O arco diegético do filme se movimenta até o reencontro dos três amigos. Fogell/McLovin havia seguido com os policiais para viver uma mecânica de “irmãos mais velhos” com eles. Seth e Evan seguiram para a festa guiados por um personagem que é ele mesmo um ícone da problemática do filme: enquanto eles são jovens tentando ser adultos, o homem que atropela Seth por acidente é um adulto que se porta como adolescente. Centro de um mistério – ele provavelmente é um pós-nerd, um tarado de internet, mas nada disso fica claro, senão por insinuações –, o homem os conduz para o setting em que se dará o conflito entre o plano tagarelado de Seth e o plano pouco falado de Evan (“Vou apenas contar a Becca como me sinto...”). E é mesmo uma questão do dito e do não dito o que está em jogo: Evan não contou a Seth que vai morar com Fogell na univercidade. Não quer provocar ciúmes no amigo. Evan também evita falar com as pessoas sobre a sensação de perda que tem por não estar com o amigo (na cena com Becca, suas repetições de “Não se preocupe” são uma mensagem clara).

Por isso mesmo, claro, as cenas capitais de Superbad são as duas seqüências finais, a do porão e a do shopping center. O final do filme é profundamente ambíguo. O roteiro escarnece da relação entre Seth e Evan o tempo todo. Sugere um subtexto gay em várias situações (sobretudo ao criar na infância de Seth sua obsessão por desenhar pênis). Mas o mais determinante mesmo é o jogo do que se converte em fato pela fala e o que se converte em fato pelo falo. Após constatarem que são mesmo grandes amigos, irmãos, que são capazes de abrirem mão de si um pelo outro, os dois rapazes dormem juntos abraçados e trocando juras de “Eu te amo”. Ao amanhecer: incômodo, mal-estar. Mas não sabemos qual foi o desenrolar da cena. Nunca saberemos. Há apenas o não dito, a “não fala”. Será um preâmbulo de uma problemática de atribuição de papéis resolvida logo depois. Eles saem para ser o que fingem que são, dois losers que infantilmente passeiam no shopping, e para se depararem com o que são de fato: jovens à beira do mundo adulto.

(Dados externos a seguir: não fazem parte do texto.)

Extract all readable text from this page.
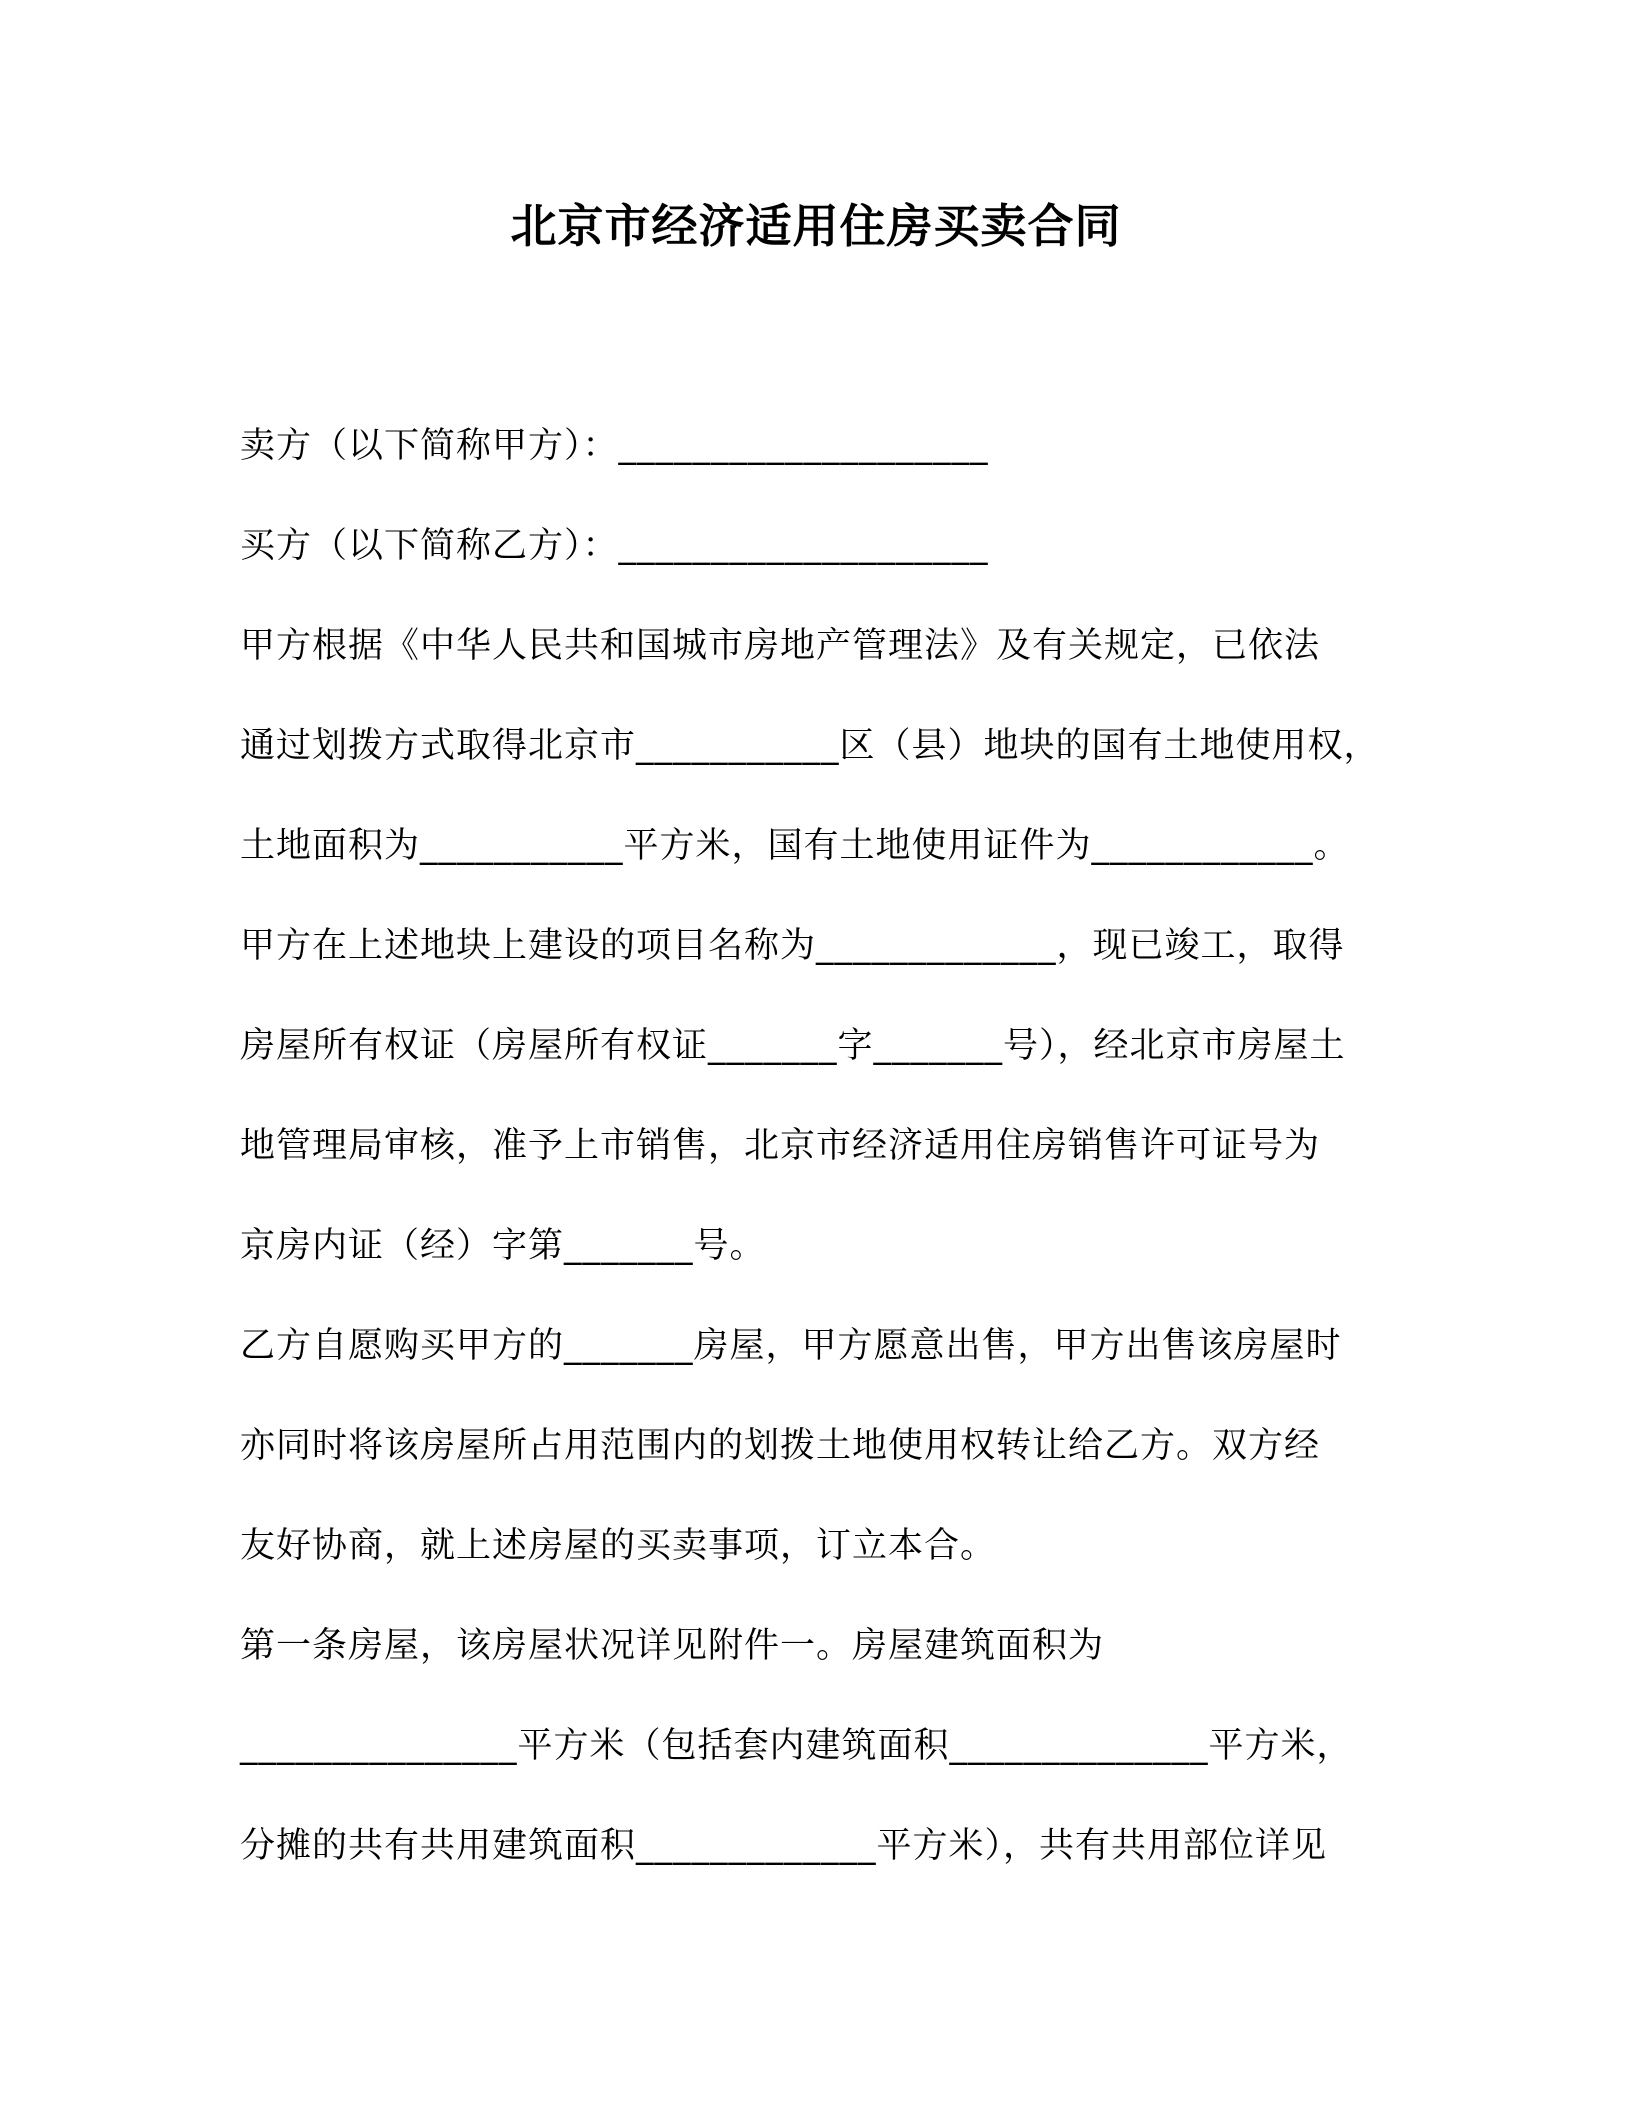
北京市经济适用住房买卖合同
卖方（以下简称甲方）：____________________
买方（以下简称乙方）：____________________
甲方根据《中华人民共和国城市房地产管理法》及有关规定，已依法
通过划拨方式取得北京市___________区（县）地块的国有土地使用权，
土地面积为___________平方米，国有土地使用证件为____________。
甲方在上述地块上建设的项目名称为_____________，现已竣工，取得
房屋所有权证（房屋所有权证_______字_______号），经北京市房屋土
地管理局审核，准予上市销售，北京市经济适用住房销售许可证号为
京房内证（经）字第_______号。
乙方自愿购买甲方的_______房屋，甲方愿意出售，甲方出售该房屋时
亦同时将该房屋所占用范围内的划拨土地使用权转让给乙方。双方经
友好协商，就上述房屋的买卖事项，订立本合。
第一条房屋，该房屋状况详见附件一。房屋建筑面积为
_______________平方米（包括套内建筑面积______________平方米，
分摊的共有共用建筑面积_____________平方米），共有共用部位详见
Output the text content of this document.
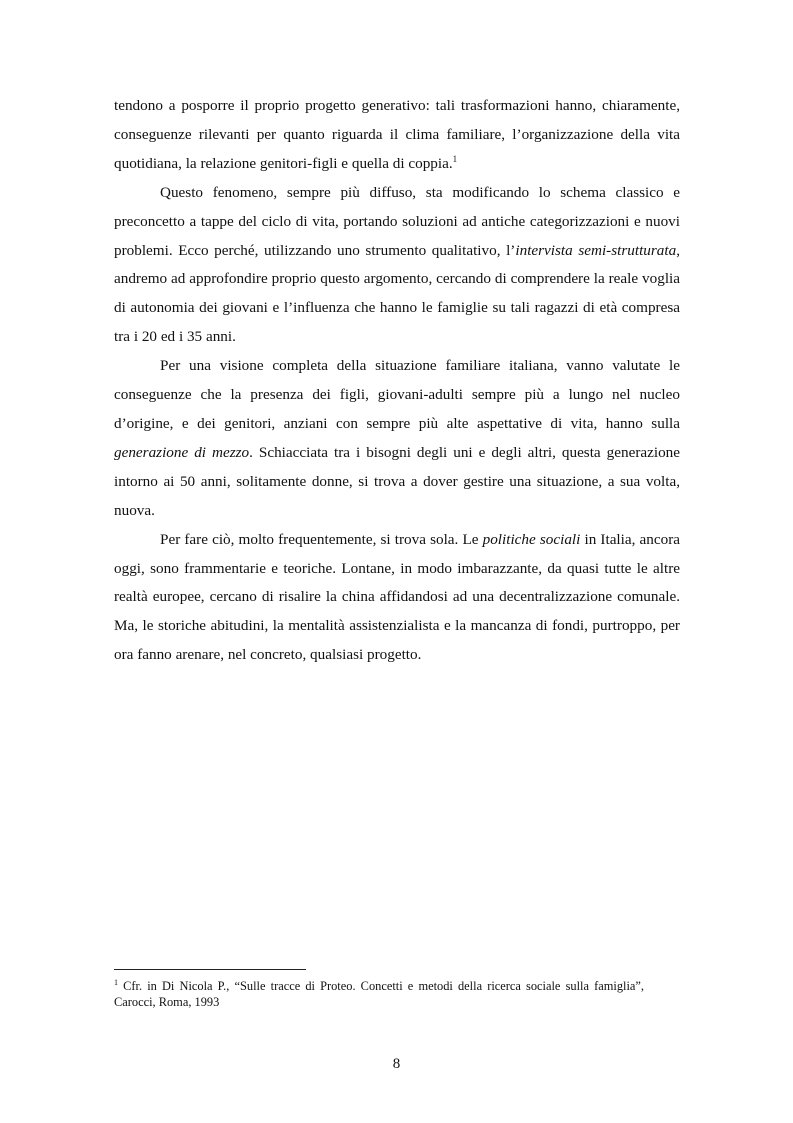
tendono a posporre il proprio progetto generativo: tali trasformazioni hanno, chiaramente, conseguenze rilevanti per quanto riguarda il clima familiare, l’organizzazione della vita quotidiana, la relazione genitori-figli e quella di coppia.$^1$

Questo fenomeno, sempre più diffuso, sta modificando lo schema classico e preconcetto a tappe del ciclo di vita, portando soluzioni ad antiche categorizzazioni e nuovi problemi. Ecco perché, utilizzando uno strumento qualitativo, l’intervista semi-strutturata, andremo ad approfondire proprio questo argomento, cercando di comprendere la reale voglia di autonomia dei giovani e l’influenza che hanno le famiglie su tali ragazzi di età compresa tra i 20 ed i 35 anni.

Per una visione completa della situazione familiare italiana, vanno valutate le conseguenze che la presenza dei figli, giovani-adulti sempre più a lungo nel nucleo d’origine, e dei genitori, anziani con sempre più alte aspettative di vita, hanno sulla generazione di mezzo. Schiacciata tra i bisogni degli uni e degli altri, questa generazione intorno ai 50 anni, solitamente donne, si trova a dover gestire una situazione, a sua volta, nuova.

Per fare ciò, molto frequentemente, si trova sola. Le politiche sociali in Italia, ancora oggi, sono frammentarie e teoriche. Lontane, in modo imbarazzante, da quasi tutte le altre realtà europee, cercano di risalire la china affidandosi ad una decentralizzazione comunale. Ma, le storiche abitudini, la mentalità assistenzialista e la mancanza di fondi, purtroppo, per ora fanno arenare, nel concreto, qualsiasi progetto.

$^1$ Cfr. in Di Nicola P., “Sulle tracce di Proteo. Concetti e metodi della ricerca sociale sulla famiglia”, Carocci, Roma, 1993
8
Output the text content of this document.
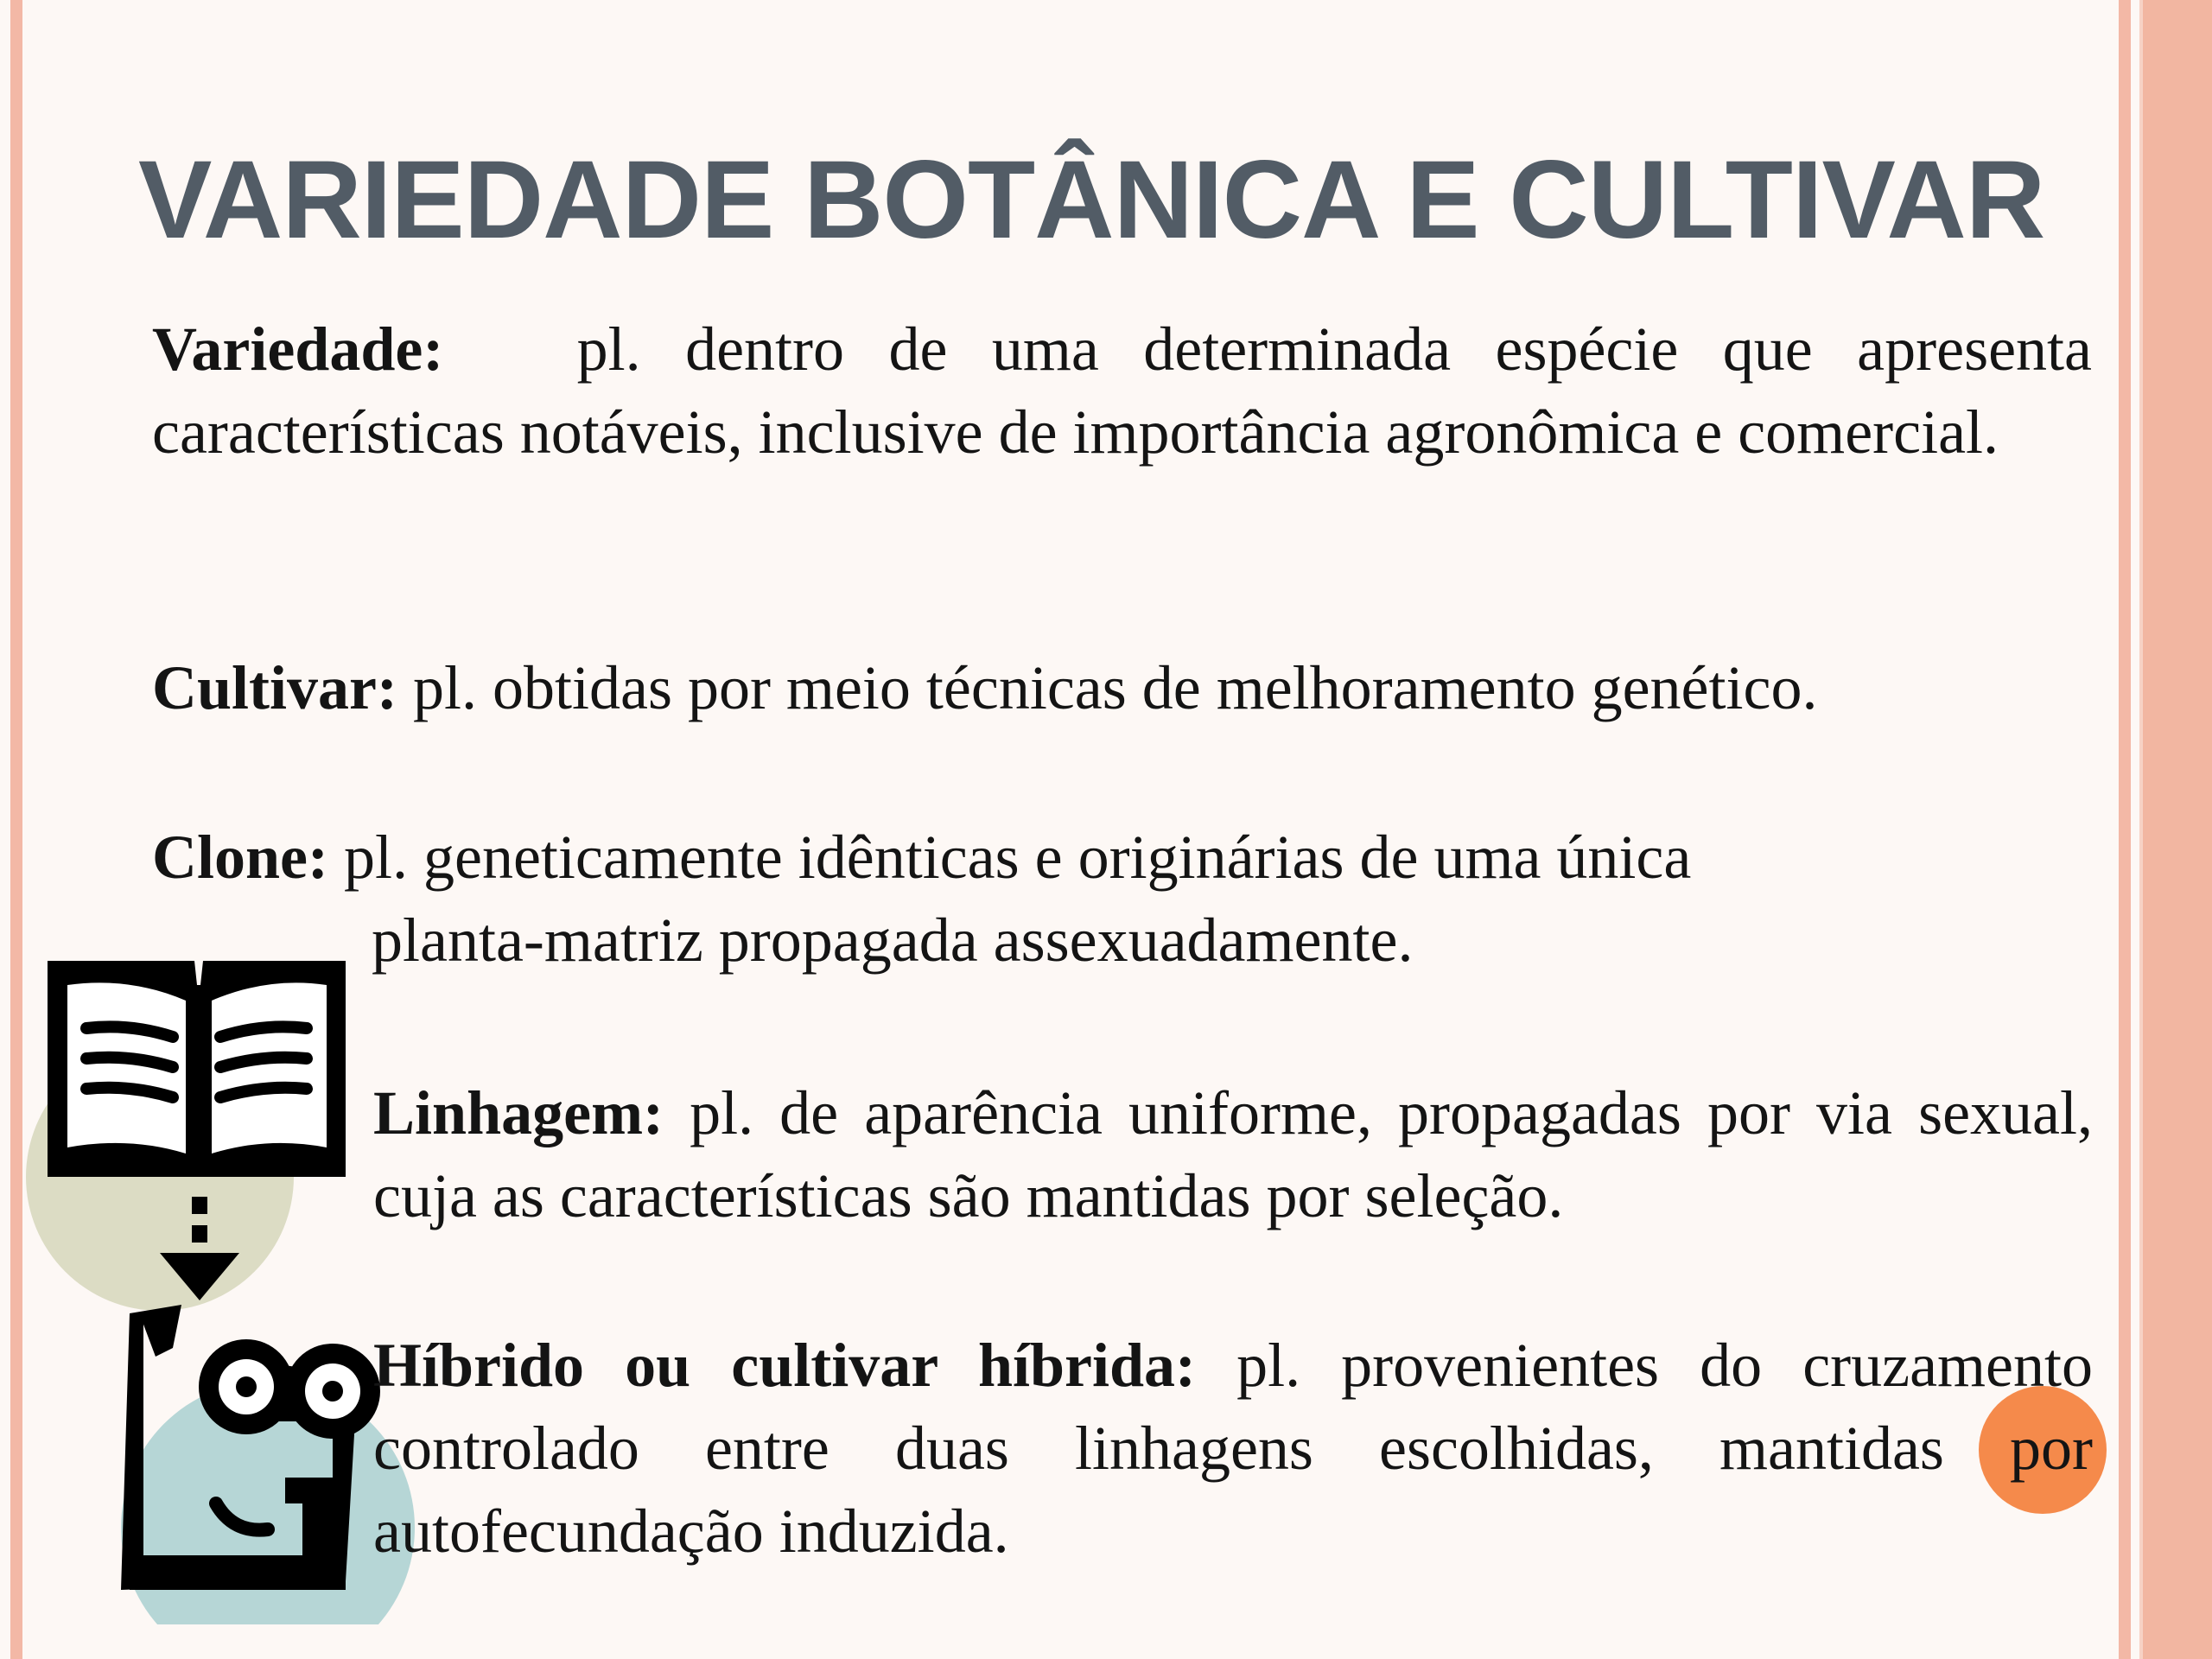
VARIEDADE BOTÂNICA E CULTIVAR

Variedade: pl. dentro de uma determinada espécie que apresenta características notáveis, inclusive de importância agronômica e comercial.

Cultivar: pl. obtidas por meio técnicas de melhoramento genético.

Clone: pl. geneticamente idênticas e originárias de uma única
planta-matriz propagada assexuadamente.

Linhagem: pl. de aparência uniforme, propagadas por via sexual, cuja as características são mantidas por seleção.

Híbrido ou cultivar híbrida: pl. provenientes do cruzamento controlado entre duas linhagens escolhidas, mantidas por autofecundação induzida.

O encontro com as meninas e a redistribuição de papéis (curiosamente “dirigida” por Jules) estabelece a proclamação final: irmãos no mundo adolescente, Seth e Evan não têm muito lugar para sua relação no mundo adulto. Muito mais poderosa que a ambigüidade sexual plantada como anedota é a ditadura dos papéis sociais: dali, Seth e Evan deixarão de ser amigos totais. Eles terão que assumir os papéis de namorados das meninas pelas quais lutaram. Não haverá lugar para a doçura da juventude no mundo adulto – demarcado pela separação de ambos no shopping com um protocolar (Seth sempre sabe a frase do protocolo): “Eu tenho suas informações”. Sugestiva, então, é a separação em uma escada rolante, em que o gordinho que vai para uma faculdade medíocre desce e o lourinho que vai para a grande instituição de ensino fica no piso mais alto. No final das contas, então, Superbad é um filme sobre a afirmação chave de outro pós-estruturalista (e nós começamos com Foucault!), Jacobson: a linguagem é fascista, não pelo que ela impeça de dizer, mas pelo que ela obriga a dizer com suas regras de fala. Os policiais são elementos de contraponto: eles são os adultos que regredirão à adolescência. Mas Seth e Evan não terão esse direito no horizonte. Eles seguem o protocolo, seguem aquilo que está determinado pela tradição, pelo que “está escrito”. E, afinal, aquilo pelo que lutaram. Aquilo que Seth proclamou, falando, que era seu objetivo.